CROYDON COMMENTARY: The council is running a consultation (another one), this time over its proposals to increase the amount of housing intensification it will allow across the borough. ANITA SMITH shares her concerns about the changes to the Local Plan
How many people in Croydon know about the so-called “consultation” taking place to determine how many more “homes” (for that, read “flats”) our council can squeeze into our already congested town?
The current Croydon Local Plan, a “strategy for development in the borough”, was agreed by the council as recently as 2018. What we have now is an amendment to that plan, setting out new areas for “intensification” and “windfall sites”.
This “consultation”, like so many carried out by this council (on Landlord licensing and the 20mph zones, to name but two), is meaningless. It is simply a box-ticking exercise.
DEMOC, the campaign set up to force a referendum on whether or not we should have a directly-elected Mayor, had the slogan “When did the council last listen to you?”
Well, when did it? On anything?
I attended a meeting last week in Addiscombe. This meeting was called by Jason Perry the Conservative Mayoral candidate, to explain to residents’ associations how:
a) the “consultation” works,
b) the form filling (quite complicated) is done,
c) the four grounds under which you can object legally, and provided an opportunity for residents’ associations and interested parties to exchange views.
Perry expressed the view that he was against the destruction of family homes.
From statements made by people from across the borough, I can tell you that the council is still not listening.
They have still not taken on board that the people of this town are fed up with not being listened to. They blunder on as they did in the past, when the Gang of Four (or was it three?) were running the town into the ground. Nothing has changed.
The legacy and influence of the people who bankrupted the borough lives on. People are concerned that the drive for density and intensification fails to protect what little character Croydon has left.
Neighbouring boroughs Bromley and Sutton both chose to ignore their allocated quotas of extra housing, whereas Croydon chose to increase ours.
Croydon has chosen to destroy family homes, build more and more flats, and from my perspective, tried to change the face of Croydon forever.
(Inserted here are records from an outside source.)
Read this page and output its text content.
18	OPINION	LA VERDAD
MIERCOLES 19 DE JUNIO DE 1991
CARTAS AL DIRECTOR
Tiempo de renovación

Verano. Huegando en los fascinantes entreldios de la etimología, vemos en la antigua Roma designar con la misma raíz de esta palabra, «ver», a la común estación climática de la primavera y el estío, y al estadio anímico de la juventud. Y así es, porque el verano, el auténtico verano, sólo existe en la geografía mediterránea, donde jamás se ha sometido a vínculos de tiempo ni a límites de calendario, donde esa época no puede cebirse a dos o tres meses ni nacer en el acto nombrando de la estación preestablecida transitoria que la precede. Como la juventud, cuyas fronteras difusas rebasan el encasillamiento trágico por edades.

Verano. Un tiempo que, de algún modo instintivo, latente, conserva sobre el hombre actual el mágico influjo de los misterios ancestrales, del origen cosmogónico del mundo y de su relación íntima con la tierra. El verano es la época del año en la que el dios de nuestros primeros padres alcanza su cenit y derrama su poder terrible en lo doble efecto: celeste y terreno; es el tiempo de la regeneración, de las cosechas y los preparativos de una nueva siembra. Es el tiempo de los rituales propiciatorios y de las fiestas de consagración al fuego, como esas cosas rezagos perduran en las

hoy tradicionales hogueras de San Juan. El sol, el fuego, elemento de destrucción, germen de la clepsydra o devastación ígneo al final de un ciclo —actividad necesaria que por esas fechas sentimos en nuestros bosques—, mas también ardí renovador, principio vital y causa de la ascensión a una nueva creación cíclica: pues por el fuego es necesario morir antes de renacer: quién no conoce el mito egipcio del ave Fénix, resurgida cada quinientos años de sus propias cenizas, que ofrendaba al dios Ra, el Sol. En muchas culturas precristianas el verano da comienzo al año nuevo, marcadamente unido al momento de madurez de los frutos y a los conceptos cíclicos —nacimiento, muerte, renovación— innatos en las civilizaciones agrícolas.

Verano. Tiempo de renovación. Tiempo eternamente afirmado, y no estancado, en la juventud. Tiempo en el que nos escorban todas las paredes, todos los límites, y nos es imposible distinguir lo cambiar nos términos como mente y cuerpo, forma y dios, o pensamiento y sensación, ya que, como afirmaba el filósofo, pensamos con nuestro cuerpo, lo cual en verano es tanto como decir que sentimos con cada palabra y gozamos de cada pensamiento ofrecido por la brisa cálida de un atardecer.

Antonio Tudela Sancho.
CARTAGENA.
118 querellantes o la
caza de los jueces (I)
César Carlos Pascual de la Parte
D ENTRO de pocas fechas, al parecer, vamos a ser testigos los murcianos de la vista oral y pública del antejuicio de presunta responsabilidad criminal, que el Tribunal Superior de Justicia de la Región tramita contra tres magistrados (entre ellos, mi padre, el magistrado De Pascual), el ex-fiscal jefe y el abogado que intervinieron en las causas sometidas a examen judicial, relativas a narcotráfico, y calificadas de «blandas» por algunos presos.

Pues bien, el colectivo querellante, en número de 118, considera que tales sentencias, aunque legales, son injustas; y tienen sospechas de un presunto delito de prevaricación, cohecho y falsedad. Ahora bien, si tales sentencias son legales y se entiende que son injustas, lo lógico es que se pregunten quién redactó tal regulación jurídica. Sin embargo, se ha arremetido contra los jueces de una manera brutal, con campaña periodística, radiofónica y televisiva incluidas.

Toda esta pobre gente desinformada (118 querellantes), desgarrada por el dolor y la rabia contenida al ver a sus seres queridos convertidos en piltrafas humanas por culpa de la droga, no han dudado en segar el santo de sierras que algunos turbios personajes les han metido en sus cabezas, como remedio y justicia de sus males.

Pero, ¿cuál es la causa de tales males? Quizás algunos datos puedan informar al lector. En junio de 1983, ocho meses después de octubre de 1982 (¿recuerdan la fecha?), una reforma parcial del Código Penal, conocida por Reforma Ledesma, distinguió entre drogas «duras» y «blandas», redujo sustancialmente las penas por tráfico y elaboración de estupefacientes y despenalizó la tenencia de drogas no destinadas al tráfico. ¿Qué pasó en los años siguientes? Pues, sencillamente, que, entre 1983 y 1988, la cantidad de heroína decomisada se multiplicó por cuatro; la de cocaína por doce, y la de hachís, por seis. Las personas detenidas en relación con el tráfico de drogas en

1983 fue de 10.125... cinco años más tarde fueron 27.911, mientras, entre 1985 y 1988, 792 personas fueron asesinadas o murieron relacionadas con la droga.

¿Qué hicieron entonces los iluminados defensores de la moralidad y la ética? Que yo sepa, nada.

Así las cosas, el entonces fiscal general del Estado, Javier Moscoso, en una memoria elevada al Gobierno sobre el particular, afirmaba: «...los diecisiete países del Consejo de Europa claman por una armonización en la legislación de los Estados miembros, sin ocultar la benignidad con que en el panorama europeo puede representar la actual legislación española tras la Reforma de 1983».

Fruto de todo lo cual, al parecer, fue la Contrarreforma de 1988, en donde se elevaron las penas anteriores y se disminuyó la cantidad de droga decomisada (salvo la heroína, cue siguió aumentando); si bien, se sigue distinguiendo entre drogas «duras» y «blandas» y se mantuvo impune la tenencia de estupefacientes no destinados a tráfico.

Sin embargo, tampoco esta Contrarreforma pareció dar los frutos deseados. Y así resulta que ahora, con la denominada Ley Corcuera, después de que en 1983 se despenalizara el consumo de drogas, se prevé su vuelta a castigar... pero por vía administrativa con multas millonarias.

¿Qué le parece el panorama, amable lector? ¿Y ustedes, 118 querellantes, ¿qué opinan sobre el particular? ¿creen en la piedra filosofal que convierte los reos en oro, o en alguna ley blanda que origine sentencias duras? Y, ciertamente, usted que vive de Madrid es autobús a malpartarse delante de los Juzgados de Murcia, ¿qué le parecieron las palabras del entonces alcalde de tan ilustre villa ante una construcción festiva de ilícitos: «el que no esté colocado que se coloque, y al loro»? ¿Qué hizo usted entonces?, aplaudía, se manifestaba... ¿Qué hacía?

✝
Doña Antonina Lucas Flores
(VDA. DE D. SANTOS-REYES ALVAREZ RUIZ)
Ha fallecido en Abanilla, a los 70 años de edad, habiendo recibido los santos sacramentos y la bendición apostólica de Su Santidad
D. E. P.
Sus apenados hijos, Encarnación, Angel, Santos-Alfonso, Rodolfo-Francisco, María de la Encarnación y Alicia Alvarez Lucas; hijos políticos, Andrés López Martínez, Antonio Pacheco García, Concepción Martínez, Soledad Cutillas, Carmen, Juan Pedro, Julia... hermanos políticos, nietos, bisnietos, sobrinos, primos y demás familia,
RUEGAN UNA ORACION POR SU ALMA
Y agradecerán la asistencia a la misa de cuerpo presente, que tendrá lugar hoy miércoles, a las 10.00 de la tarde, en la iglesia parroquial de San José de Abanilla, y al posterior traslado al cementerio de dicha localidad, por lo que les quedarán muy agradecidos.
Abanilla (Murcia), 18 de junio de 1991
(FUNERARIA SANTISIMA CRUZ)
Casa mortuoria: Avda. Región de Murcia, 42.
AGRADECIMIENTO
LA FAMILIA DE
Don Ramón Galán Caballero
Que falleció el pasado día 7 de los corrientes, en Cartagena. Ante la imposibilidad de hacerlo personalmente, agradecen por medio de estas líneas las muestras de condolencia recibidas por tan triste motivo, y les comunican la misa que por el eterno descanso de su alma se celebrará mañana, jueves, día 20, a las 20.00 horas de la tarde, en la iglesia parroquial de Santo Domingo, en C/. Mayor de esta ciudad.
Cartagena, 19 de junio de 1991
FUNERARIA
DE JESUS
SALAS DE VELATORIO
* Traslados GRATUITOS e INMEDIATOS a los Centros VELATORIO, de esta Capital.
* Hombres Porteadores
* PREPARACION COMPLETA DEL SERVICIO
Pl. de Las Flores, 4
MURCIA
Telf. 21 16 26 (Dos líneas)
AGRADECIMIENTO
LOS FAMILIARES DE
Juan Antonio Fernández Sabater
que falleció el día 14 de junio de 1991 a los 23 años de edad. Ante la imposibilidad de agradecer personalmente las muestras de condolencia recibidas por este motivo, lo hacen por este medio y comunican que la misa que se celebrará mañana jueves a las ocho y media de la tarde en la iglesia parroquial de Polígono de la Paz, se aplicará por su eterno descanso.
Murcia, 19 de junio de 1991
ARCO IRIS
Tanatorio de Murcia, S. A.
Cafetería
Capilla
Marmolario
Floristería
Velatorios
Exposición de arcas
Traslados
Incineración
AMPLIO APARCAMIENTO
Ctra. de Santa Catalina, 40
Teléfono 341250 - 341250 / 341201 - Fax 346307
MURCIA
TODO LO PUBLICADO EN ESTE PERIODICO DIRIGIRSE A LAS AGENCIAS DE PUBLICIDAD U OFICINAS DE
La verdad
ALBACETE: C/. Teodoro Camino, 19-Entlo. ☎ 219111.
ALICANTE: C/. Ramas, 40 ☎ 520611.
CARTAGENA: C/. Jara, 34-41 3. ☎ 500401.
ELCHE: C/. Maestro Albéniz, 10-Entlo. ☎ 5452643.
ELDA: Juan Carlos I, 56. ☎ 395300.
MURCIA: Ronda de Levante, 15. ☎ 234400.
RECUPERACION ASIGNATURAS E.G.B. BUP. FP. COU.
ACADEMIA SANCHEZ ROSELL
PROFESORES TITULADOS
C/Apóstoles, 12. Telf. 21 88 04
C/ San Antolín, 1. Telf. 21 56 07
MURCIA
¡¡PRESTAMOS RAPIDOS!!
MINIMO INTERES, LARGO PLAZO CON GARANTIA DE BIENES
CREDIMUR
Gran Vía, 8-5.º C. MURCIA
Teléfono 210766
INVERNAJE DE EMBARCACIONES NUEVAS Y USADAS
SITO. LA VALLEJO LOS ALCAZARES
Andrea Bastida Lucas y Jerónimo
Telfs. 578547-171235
It’s political!!
The Labour Mayoral candidate, Val Shawcross, has also engaged with the new intensification plans as it affects my own estate. I have lived with my family on the Whitgift Foundation Estate for more than 40 years. It is a family-friendly area of detached houses.
Someone in the planning department in Croydon, someone with a pencil and probably no brain, has drawn a line right through the middle of the Whitgift Estate.
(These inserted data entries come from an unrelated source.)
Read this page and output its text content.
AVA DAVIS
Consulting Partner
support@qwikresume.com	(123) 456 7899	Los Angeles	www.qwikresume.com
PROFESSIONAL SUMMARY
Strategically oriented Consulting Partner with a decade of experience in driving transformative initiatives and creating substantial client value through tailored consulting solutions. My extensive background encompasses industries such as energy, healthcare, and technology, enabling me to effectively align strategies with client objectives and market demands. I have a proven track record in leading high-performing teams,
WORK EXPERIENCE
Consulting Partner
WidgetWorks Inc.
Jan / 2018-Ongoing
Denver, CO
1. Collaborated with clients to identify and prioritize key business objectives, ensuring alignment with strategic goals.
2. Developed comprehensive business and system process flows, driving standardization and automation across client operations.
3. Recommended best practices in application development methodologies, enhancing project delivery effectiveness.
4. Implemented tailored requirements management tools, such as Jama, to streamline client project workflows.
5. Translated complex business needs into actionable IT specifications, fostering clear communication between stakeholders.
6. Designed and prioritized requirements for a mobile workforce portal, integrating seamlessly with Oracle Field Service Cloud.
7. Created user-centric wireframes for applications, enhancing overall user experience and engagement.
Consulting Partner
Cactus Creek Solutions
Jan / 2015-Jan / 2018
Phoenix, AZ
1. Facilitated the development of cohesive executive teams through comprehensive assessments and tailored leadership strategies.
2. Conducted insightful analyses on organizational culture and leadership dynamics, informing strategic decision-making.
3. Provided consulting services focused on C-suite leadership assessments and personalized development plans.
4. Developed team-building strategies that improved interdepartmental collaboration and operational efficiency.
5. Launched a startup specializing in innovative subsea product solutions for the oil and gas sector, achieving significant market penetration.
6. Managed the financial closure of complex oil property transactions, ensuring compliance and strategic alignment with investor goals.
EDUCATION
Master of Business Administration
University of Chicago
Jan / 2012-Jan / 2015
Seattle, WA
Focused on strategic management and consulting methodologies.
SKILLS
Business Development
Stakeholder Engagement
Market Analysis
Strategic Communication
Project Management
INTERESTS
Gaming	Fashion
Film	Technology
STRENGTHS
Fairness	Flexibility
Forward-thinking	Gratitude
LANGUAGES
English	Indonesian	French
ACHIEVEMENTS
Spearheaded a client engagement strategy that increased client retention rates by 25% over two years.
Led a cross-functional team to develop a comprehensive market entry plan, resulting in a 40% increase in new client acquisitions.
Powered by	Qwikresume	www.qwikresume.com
On this side, oooh, let’s build flats, demolish family houses, create new roads, mews, add a third storey and squeeze a couple more small houses in the back gardens. On the other side, ok, the residents can live in their homes for a little bit longer.
This can only provide tension on an estate of similar houses and amenities. These proposals would destroy an important Croydon housing asset. It is difficult to escape the thought that here is “the politics of envy” at its worst. You have it, so we want it, or we’ll wreck it.
Val Shawcross came to walk round our Estate with the chairman of the residents’ association and has replied to letters from concerned residents saying that it would be an “act of vandalism” to do what is proposed in this Regulation 19 amendment.
It might be an act of vandalism, Val, but who is going to stop such vandalism being carried out? The council who don’t listen? The councillors who nod through anything put before them? Or the planning department who don’t have any effective enforcement officers to make sure developers are sticking to their approved schemes and who cooked up this ill-considered plan in the first place?
According to both Mayoral candidates, nothing can stop these amendments from being passed, despite the so-called “consultation”. The consultation that many people haven’t even heard of. It’s like a chapter from Alice in Wonderland!
The closing date for objections and submissions to the consultation is February 17. By the end of March, the objections which meet the criteria are summarised and sent to the Secretary of State, Michael Gove.
He then refers this Regulation 19 amendment to the Planning Inspectorate. This should be achieved by the end of April.
On May 5, there are elections in Croydon for both a Mayor and for councillors. Should there be a change of administration at the council, this Local Plan amendment would have already been submitted and cannot be changed. So, call me paranoid, but this could well be seen as a last-ditch stand by the current ruling group, who do not listen to what we say and want to push through their agenda to concrete over the whole of Croydon before they are pushed out of power.
All done without many interested parties in Croydon being aware of the intensification that is being proposed for homes and gardens right across the borough. Your back garden could be next!
The only way to affect change is through the ballot box. It seems to be too late to stop these amendments from passing, so underhand and badly advertised has this “consultation” been, (our residents’ association only stumbled on this revised plan by accident a couple of weeks ago, and others learned the news from us).
But by getting rid of the nodding donkeys at the council who are responsible, and by sending a message to the unscrupulous developers who are blighting our suburbs that we will not be ignored, perhaps we can begin to move forward.
We demand change, and change is coming.